Zero Hedge posted a article related to oil on Friday. I never knew that tens of thousands of fake orders go through in HFT in a single day artificially propping up oil then wind up being cancelled a few day later by Wall Street firms as they realize it is almost all bogus. We can thank Congress for deregulating HFT in a emergency spending bill about 11 years ago to keep the Gov from shutting down in 11,000 pages of spending.
They very fact the central bankers have to resort to NIRP is basically them throwing in the towel by their own admission. It’s a worse “solution” than the already bad QE/NIRP problem which they created in the first place.
This insanity is on the levels of “destroying the village to save it”.
But hey those central bankers knows what they are doing with their little all knowing holier-than-thou central planning of the free market economy right?
…” the beaten down metal”…
…and the mogul Mark Cuban…””I think people are so confused about this market. Nobody really understands what’s happening, including me. So, things that I thought made sense didn’t make sense and weren’t working. … When traders don’t know what to do, they go where everybody is.

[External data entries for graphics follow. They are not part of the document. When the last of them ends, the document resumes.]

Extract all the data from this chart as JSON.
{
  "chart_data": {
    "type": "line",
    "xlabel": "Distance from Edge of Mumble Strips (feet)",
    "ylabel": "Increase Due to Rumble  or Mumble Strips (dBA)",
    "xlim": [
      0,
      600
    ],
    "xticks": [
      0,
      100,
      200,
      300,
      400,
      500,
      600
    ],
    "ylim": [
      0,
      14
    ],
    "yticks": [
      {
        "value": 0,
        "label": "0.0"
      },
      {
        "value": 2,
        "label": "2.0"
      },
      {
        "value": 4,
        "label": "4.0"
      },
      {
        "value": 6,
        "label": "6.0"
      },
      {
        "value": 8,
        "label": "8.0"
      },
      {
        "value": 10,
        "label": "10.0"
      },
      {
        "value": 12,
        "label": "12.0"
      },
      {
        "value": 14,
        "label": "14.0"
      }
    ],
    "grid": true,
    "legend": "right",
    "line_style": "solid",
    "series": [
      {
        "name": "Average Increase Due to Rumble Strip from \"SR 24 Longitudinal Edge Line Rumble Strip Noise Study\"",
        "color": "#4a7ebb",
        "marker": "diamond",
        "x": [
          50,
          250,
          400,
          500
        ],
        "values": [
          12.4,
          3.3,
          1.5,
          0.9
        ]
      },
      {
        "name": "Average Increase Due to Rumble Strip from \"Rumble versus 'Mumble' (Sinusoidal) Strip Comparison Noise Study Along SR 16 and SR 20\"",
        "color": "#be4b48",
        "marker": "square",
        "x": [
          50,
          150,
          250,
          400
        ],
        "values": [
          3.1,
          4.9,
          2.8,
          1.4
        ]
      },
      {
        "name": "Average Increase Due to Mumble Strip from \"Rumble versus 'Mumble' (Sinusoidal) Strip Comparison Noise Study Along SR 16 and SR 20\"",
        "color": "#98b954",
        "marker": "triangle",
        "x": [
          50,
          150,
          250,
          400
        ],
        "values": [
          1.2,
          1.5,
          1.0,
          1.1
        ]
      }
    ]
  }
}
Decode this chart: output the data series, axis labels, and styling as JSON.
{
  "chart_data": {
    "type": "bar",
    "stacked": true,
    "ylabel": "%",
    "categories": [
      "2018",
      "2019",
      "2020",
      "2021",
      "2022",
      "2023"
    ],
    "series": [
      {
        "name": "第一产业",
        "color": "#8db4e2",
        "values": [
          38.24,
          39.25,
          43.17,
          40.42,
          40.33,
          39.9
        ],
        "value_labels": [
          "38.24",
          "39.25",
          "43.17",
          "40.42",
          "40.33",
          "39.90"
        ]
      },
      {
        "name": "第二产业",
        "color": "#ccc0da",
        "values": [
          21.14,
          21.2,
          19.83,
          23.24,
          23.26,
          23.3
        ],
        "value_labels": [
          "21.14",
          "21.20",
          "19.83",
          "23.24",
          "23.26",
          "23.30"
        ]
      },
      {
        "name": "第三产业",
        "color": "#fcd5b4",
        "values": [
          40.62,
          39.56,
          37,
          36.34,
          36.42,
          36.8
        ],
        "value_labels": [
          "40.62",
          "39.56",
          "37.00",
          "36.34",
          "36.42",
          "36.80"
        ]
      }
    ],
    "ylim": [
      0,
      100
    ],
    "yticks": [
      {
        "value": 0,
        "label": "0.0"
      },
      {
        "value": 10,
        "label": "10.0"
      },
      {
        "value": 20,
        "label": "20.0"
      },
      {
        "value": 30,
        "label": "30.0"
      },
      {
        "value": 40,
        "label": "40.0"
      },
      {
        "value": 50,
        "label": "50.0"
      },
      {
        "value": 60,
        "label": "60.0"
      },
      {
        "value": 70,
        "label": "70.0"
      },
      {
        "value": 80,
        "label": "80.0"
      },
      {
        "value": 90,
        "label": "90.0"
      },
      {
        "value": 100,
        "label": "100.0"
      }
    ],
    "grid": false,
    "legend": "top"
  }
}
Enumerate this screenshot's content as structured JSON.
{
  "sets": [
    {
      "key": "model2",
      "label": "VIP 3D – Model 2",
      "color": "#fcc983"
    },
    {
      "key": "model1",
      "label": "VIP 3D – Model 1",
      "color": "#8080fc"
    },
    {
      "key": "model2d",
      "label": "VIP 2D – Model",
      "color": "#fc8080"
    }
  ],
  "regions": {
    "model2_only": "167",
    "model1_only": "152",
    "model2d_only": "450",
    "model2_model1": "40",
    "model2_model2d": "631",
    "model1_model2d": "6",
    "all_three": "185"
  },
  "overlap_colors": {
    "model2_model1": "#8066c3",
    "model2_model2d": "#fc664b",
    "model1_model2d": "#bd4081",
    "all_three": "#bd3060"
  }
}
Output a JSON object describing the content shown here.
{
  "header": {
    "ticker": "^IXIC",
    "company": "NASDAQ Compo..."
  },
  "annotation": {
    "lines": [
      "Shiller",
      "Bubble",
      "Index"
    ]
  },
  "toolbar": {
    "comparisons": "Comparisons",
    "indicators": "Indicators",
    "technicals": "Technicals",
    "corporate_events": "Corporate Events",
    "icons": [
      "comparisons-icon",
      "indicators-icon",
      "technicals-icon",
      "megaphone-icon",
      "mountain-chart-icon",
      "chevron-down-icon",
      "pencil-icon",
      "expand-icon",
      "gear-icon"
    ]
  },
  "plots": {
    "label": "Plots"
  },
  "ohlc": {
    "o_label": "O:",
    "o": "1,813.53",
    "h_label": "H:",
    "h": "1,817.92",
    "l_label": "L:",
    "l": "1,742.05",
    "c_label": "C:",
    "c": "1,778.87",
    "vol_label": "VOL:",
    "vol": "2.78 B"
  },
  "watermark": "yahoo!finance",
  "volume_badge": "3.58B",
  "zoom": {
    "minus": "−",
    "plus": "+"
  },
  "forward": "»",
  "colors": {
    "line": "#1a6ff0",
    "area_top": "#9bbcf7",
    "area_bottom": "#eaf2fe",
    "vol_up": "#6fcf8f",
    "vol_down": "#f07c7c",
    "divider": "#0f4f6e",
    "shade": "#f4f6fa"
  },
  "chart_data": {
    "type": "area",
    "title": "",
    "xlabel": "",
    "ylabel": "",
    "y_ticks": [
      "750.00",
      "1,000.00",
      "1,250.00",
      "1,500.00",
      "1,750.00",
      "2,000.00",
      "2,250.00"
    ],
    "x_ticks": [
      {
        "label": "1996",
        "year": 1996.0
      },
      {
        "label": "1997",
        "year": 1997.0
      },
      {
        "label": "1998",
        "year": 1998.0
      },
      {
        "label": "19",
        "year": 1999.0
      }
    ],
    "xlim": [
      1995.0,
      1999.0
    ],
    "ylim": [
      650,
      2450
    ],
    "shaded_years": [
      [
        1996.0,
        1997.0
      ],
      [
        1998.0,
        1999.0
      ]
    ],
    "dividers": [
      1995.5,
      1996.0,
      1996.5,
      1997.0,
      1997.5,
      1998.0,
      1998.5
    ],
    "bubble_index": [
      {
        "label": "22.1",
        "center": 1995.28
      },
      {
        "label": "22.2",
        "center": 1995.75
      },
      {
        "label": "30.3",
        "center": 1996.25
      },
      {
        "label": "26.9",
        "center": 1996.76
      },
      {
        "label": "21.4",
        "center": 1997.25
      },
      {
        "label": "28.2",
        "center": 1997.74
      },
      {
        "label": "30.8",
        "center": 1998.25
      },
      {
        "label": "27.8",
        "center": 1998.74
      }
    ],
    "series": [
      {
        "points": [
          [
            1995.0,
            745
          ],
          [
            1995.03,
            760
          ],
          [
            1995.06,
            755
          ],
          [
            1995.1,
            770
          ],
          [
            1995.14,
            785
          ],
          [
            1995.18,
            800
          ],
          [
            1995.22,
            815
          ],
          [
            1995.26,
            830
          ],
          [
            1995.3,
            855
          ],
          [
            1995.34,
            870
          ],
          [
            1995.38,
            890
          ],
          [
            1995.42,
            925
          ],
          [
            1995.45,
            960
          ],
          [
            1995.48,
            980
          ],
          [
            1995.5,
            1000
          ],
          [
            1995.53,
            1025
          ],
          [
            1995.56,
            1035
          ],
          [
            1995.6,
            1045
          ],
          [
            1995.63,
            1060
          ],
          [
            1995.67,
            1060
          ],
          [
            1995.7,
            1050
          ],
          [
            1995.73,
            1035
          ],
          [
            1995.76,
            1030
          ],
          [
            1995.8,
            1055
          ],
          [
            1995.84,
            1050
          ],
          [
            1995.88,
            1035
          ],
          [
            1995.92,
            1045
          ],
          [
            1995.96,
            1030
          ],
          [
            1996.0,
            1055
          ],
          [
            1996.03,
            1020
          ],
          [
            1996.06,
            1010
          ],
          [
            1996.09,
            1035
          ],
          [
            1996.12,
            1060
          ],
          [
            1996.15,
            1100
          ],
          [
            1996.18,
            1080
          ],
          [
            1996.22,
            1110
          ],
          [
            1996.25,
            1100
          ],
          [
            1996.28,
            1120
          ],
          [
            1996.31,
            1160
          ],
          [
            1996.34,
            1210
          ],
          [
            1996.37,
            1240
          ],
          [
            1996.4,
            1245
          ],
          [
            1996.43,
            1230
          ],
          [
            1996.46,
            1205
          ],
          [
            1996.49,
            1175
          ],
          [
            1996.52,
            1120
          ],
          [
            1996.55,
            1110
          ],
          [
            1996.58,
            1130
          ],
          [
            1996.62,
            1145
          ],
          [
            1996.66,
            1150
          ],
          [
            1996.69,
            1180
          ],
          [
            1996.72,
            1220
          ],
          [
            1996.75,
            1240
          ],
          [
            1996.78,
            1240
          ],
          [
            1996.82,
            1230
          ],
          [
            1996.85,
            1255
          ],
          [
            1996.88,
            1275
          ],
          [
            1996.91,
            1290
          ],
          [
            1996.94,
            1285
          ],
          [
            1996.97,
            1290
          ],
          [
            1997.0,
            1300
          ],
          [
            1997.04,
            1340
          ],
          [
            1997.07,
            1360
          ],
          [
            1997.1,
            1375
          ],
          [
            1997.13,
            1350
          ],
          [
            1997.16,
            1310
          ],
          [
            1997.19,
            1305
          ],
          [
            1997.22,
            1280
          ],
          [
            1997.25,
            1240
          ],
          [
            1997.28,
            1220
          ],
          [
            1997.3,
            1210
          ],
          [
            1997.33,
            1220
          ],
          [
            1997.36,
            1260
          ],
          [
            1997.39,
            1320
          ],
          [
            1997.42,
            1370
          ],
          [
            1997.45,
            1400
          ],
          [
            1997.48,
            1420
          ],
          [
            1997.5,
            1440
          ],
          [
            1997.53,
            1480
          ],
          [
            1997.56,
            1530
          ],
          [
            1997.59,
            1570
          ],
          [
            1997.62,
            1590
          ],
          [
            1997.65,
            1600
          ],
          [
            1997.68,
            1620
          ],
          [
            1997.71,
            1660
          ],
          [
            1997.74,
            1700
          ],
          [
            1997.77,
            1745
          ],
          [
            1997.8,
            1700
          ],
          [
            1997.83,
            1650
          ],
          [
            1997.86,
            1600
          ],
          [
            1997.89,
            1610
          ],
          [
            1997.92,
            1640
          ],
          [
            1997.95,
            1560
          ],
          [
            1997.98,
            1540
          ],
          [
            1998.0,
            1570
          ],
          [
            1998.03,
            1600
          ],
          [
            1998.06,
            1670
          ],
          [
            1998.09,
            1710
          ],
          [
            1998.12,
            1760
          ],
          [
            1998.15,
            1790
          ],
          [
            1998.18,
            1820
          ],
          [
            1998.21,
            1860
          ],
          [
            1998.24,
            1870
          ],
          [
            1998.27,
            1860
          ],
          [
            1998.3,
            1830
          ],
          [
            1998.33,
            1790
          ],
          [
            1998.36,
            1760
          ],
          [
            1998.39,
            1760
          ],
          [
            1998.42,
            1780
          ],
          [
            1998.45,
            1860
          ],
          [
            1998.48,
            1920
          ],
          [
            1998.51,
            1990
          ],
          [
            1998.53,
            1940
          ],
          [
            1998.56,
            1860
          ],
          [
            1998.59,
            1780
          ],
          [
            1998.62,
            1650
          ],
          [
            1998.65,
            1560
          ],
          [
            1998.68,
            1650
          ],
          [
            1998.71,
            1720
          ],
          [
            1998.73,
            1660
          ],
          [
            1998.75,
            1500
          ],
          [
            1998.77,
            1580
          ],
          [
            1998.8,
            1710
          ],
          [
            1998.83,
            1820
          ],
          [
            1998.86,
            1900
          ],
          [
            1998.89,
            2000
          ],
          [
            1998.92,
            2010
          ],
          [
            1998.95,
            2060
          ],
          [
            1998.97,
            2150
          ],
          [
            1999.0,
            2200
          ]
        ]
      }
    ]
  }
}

And I thought that would be gold,” he said in the CNBC interview.
Another covert! A Shark no less. A thinking man.
The market is still not expecting a big crash just based on the VIX.
The Chinese government managed to find some good news. Retail sales were up 11.2% over the Lunar New Year holidays. Amazing that they could compile this data when most government offices were closed and it only confirms how quickly China is conforming to Xi Jinping’s plan to convert the Chinese economy from investment to consumer led spending.
Of course if Chinese consumers fear a major devaluation they might be eager to exchange their yuan for physical goods ( or precious metals)
Do you doubt the power of the Chinese statistics bureau?
If they could conjure 7% growth out of stagnation, double digit growth in retail sales is nothing for them.
Nope, totally nothing to do with this little concept called seasonality.
In other news at 11, water is wet.
Chinese are leaving cities and returning to the countryside due to lack of opportunity, as per the always accurate and trustworthy reporters in western media. Assuming the obvious demise of global shipping drags with it airfreight into the round file as well, these stories might actually be truthful for once.